Five Flow Process PowerPoint Diagram Template from powerpoint process flow template , image source: www.free-powerpoint-templates-design.com
powerpoint process flow template
It may seem to be an easy step. Just open a new file and begin typing, right? Nonetheless, it’s rare for this to work for me. I like to get a solid working title and an outline before I write too much. John’s written about this before, after he found he could accelerate his composing process ~600 percent by producing a summary first.
As I wrote an outline for a post this week I realized I had been repeating the exact same procedure for every single new post I work on. Like any fantastic programmer, I realized repeating the same work over and above means that’s probably a good chance for automation.
So I decided to create some templates for myself.
I started by creating a template for the common Ghost blog post arrangement. Since that arrangement’s particular to mepersonally, I created a template based on how John structures his articles, and another according to a writer whose work I respect.
For every template I’ve created a gist to show you exactly what they look like. They are only Markdown documents, so go ahead and save them, rename them if you prefer, and copy-and-paste the contents into a new file whenever you are ready to write. Click on the”view raw” link to the bottom of every list to view the plain text version, which you can copy to a new file on your favorite writing app.

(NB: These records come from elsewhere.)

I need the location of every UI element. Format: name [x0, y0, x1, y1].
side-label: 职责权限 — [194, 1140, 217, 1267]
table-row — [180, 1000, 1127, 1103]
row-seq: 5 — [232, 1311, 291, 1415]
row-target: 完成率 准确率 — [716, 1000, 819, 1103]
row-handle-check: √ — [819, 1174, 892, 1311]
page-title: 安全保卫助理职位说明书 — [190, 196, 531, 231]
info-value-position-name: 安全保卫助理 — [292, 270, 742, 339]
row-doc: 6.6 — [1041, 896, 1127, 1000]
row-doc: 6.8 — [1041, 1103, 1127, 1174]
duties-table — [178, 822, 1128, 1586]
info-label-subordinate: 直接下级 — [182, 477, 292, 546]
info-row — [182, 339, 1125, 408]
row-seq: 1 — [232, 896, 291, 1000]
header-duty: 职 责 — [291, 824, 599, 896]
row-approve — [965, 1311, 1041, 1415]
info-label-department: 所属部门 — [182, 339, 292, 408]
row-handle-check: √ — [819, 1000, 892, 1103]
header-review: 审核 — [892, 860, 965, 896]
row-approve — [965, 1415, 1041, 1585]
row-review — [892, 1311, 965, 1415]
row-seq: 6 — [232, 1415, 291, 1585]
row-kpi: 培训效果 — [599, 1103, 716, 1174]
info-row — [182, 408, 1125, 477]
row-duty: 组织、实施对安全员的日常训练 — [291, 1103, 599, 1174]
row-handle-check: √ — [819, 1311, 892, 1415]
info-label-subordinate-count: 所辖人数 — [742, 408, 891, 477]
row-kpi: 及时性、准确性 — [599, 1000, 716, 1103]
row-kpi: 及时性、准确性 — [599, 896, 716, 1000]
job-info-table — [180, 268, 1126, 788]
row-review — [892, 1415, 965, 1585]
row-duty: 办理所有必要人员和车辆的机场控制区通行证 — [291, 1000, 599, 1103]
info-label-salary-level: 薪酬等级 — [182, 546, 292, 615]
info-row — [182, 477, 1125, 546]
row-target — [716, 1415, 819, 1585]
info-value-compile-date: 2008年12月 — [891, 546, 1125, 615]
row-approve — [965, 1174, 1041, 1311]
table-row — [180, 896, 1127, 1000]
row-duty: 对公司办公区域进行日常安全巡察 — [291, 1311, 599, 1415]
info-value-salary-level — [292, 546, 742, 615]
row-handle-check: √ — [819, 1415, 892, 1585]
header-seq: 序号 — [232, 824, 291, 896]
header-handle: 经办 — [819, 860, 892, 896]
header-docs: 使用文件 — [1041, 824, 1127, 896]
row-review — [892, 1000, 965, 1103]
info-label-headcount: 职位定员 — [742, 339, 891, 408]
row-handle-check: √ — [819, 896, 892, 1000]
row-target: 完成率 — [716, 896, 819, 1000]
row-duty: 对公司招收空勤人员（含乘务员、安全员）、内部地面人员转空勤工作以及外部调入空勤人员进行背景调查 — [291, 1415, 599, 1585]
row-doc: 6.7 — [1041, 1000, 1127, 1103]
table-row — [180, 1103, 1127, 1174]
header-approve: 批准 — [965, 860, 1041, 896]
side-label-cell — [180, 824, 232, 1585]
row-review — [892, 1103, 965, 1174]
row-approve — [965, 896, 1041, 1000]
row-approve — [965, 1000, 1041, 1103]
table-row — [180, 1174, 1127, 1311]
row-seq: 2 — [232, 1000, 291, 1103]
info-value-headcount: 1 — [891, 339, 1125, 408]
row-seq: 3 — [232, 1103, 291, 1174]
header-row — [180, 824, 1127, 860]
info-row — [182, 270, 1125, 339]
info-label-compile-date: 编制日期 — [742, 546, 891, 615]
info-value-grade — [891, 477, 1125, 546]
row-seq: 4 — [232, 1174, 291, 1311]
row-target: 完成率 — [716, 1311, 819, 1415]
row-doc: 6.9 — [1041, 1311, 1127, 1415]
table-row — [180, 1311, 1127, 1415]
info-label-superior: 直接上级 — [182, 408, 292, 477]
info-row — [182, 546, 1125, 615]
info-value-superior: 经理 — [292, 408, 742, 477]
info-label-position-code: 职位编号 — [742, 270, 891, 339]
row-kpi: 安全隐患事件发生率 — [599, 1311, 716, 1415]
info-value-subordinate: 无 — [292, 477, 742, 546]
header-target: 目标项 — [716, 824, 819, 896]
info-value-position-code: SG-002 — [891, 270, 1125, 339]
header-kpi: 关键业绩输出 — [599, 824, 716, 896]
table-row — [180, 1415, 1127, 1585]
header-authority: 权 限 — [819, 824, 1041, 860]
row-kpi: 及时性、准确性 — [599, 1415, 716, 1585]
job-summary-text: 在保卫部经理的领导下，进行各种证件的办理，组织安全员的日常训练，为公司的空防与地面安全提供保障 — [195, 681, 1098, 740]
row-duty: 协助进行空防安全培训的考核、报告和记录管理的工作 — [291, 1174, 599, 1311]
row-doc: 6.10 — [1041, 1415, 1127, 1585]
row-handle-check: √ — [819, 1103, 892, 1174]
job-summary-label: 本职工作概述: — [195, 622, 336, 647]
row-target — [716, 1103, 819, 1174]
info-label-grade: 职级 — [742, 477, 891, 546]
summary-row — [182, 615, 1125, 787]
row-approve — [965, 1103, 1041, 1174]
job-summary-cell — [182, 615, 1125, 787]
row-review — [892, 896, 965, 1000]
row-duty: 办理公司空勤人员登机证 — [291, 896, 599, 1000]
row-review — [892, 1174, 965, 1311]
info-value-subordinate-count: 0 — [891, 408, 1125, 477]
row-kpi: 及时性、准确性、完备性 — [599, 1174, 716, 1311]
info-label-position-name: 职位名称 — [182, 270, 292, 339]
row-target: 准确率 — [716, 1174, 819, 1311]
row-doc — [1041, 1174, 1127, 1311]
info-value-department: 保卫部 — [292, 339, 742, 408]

With this template, I can start with answering each dot line with a couple of notes about what I need to write in that segment. From the time I am done, I’ll have a rough sketch of what the finished piece will look like. This should make it easier to expand my notes to fully-formed paragraphs and make them flow into each other well, since I understand the structure of the whole piece in advance.
Using the template, I discovered that my outlining process became more involved. I’d actually planned to do a complete rough draft of the post in the morning, but it took me a few hours just to get the outline done, so that I put the draft off for a different day.
On the flip side, I had over 1600 words composed in my outline, along with a good idea about what each section would comprise and how they would work together to create a sense of flow in the article. Though outlining took longer than normal, drafting took time because I’d set myself up for victory. Writing the draft was just a matter of taking each chunk of notes from the outline and filling out it into a readable paragraph or two.
It was quite a different procedure to the way I normally work, and I had been tempted a couple of times to avoid the additional research or thinking necessary to fill out the outline correctly. I often put off these things till I am drafting, and that’s when I must be focused on writing rather. I adhered to it, however, and from the time I got around to writing the draft I was glad I’d had.
I’ve really overhauled my outline and research procedure by applying this template. It is a more productive part of the procedure now, and makes printing easier. Hopefully it’ll lead to better function, also.